Multimedia presentation on WISE - overall mission, how infrared works, brown dwarfs, etc.

Monday, May 10, 2010

In late April the WISE team added a multimedia presentation to the site explaining the overall mission, including some basic concepts of why infrared is important, the previous infrared mission compared to WISE (the previous one happened in 1983 and had a resolution of 62 pixels compared to WISE which has 4 million) asteroid hunting, the discovery of brown dwarf stars, etc. It doesn't include any recent news so those following the mission closely won't find anything new, but it is a good link to send someone who hasn't heard of the mission before.

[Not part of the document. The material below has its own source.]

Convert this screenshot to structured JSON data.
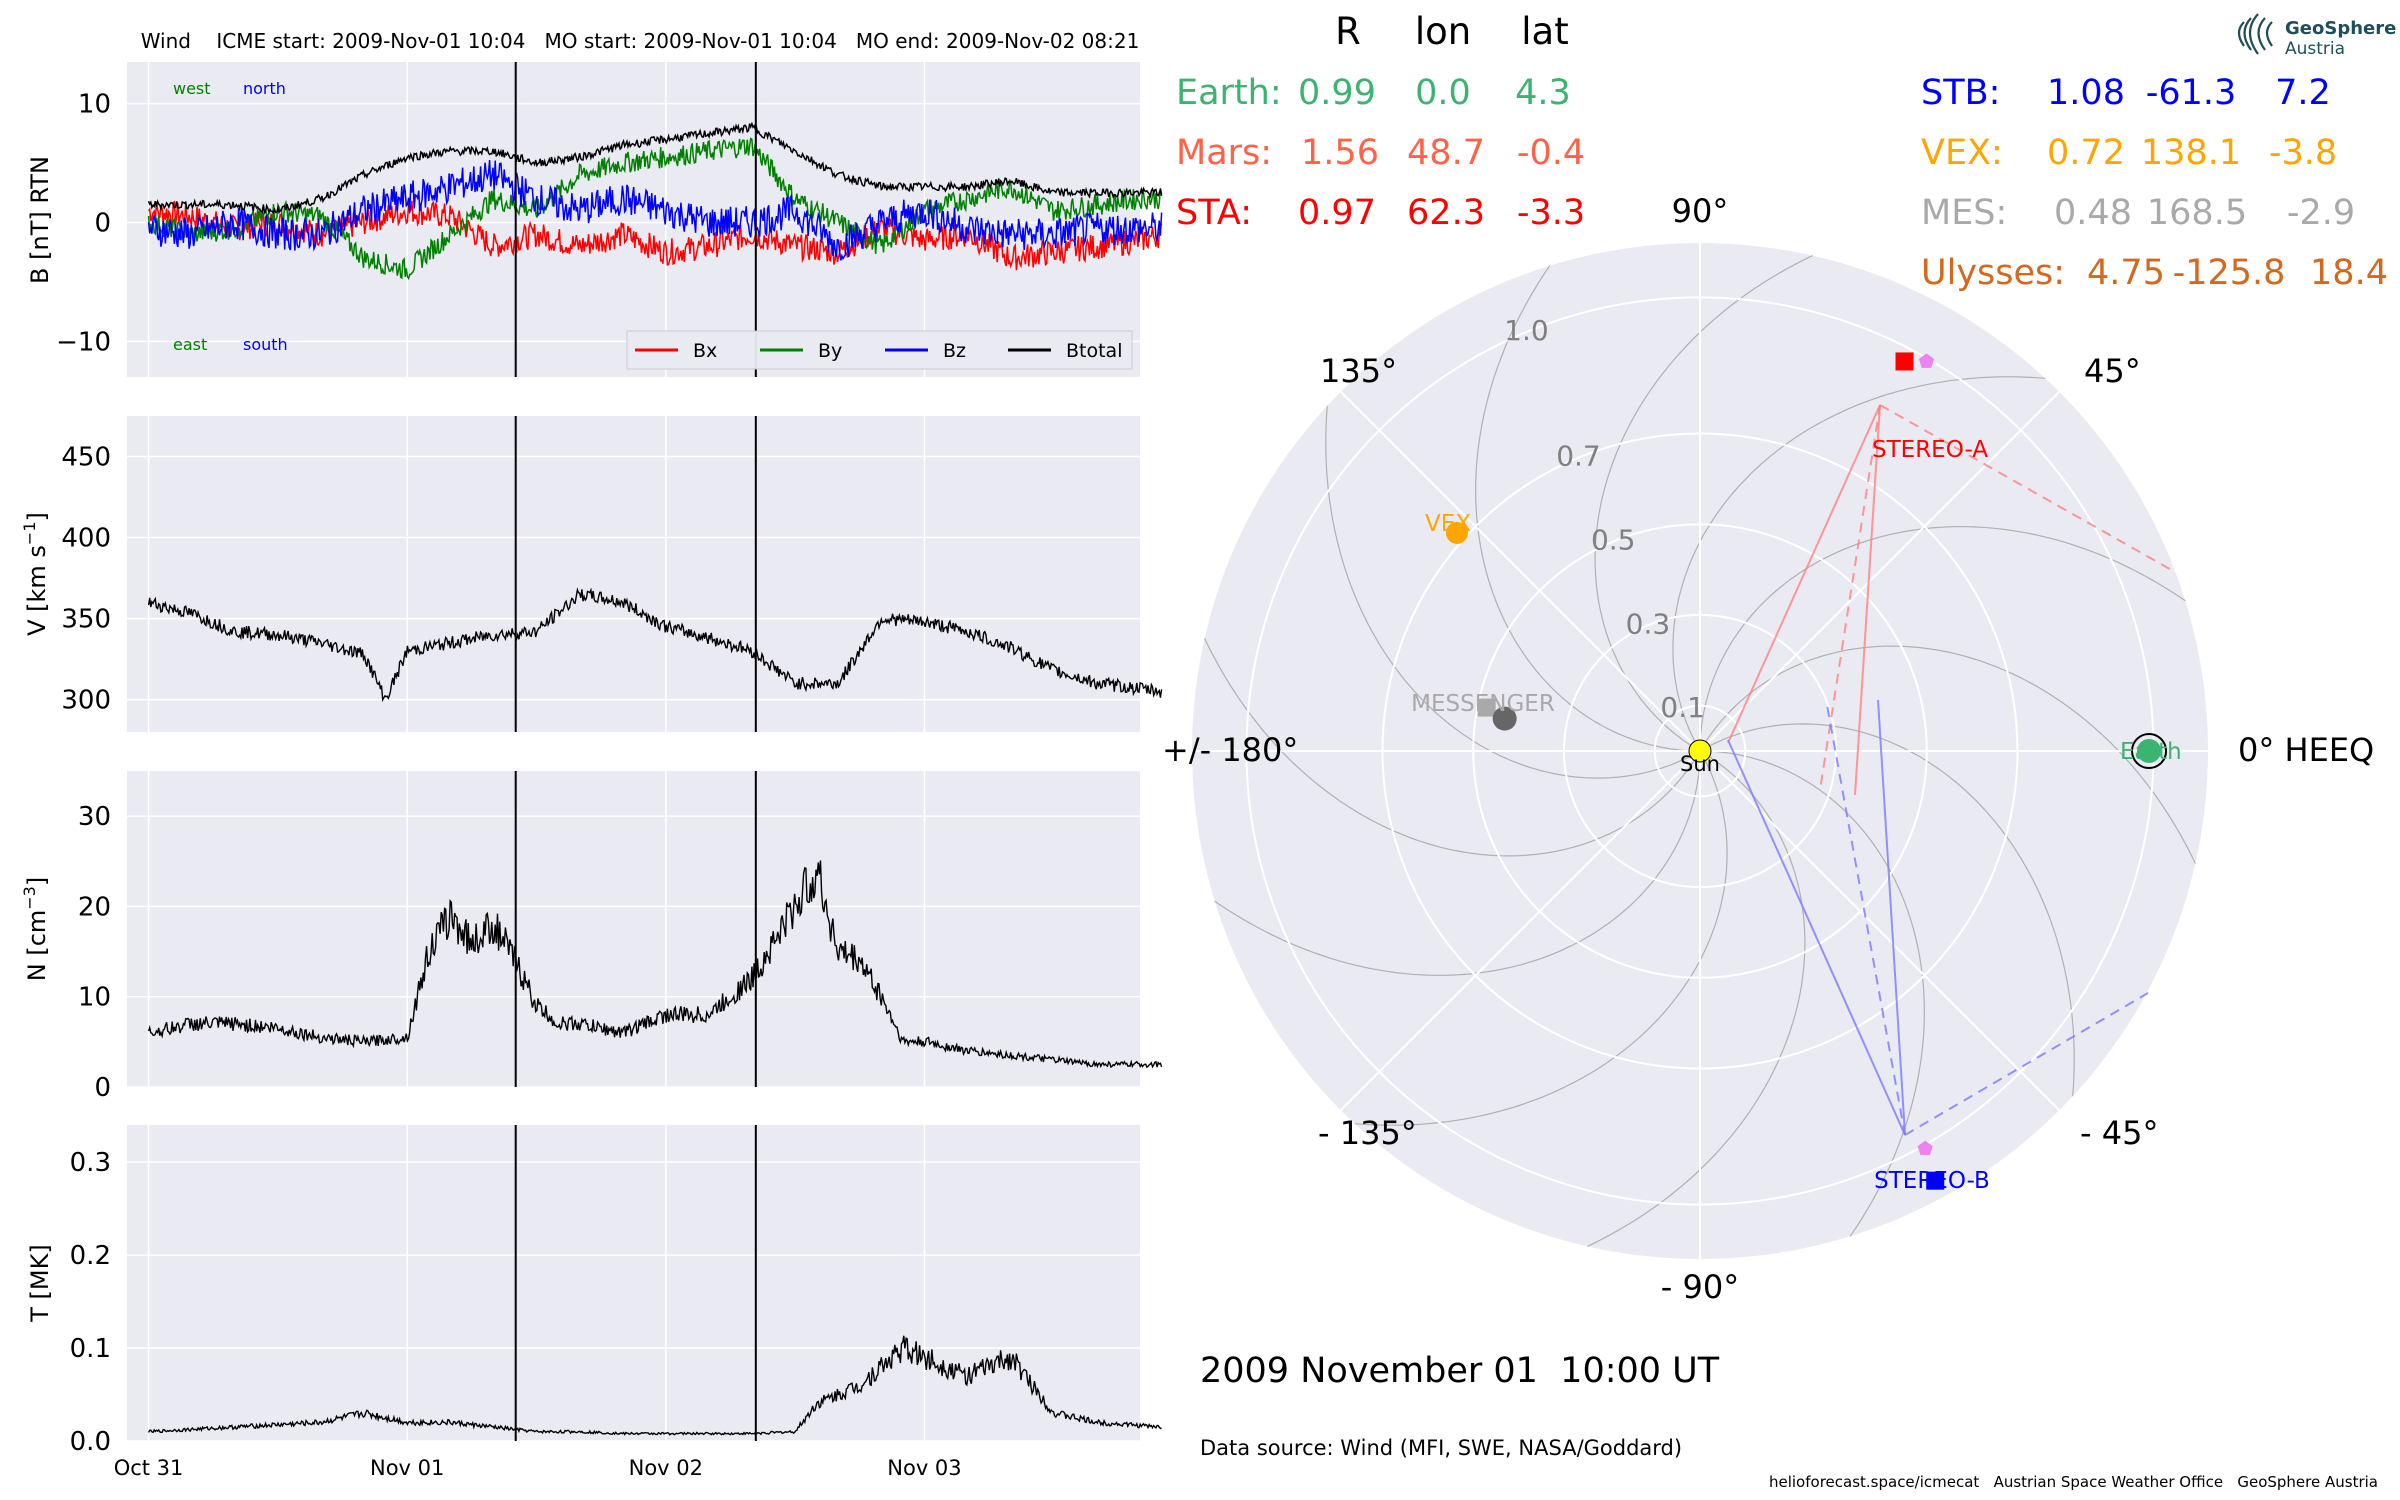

The section on brown dwarfs also shows a view of what we currently know of the nearest stars to us compared to what we expect to know after the mission is over, with new brown dwarf stars in red:



It also includes this part on possible (probably) planetary systems around brown dwarfs, mentioning that "in fact, the first planetary system that humans ever reach is likely to be around a brown dwarf discovered by WISE."

On that note, it may be important to refer to brown dwarfs as brown dwarf stars as much as possible, even though technically they are sub-stellar objects (fusing deuterium and sometimes lithium, but not hydrogen). The reason why is that names and titles really do matter in astronomy and space exploration. When Ceres was first discovered it was considered to be a planet and was even given a planetary symbol, but then later on it was reclassified as an asteroid. Then what happened? Everybody forgot about Ceres. After all, it was just an asteroid. Missions were sent out to the Moon, Venus, Mars, Jupiter, Saturn, Uranus, Neptune, Jupiter again, Saturn again, Venus and Mars again and again and again and again, but no missions were ever sent to Ceres, not until Dawn launched a few years back (it will arrive there in 2015). Had Ceres been considered a planet all this time (and yes, a dwarf planet is a kind of planet) it's safe to say it would have been given higher priority, certainly at least one mission or at least a flyby before now.

Brown dwarfs are the same. Too much focus on calling it a sub-stellar object in the mainstream press will certainly result in less interest than simply calling one a brown dwarf star. An object sounds tiny, unimportant, scientifically interesting but not the least bit exciting. A star, however, that's an entirely different matter. Smaller and cooler than our own, but a type of star nonetheless. So when one is finally discovered closer to our solar system than Alpha Centauri (assuming it happens), be sure to fit the word star in there a few times in your blog and forum posts in order to maximize the impact it will make.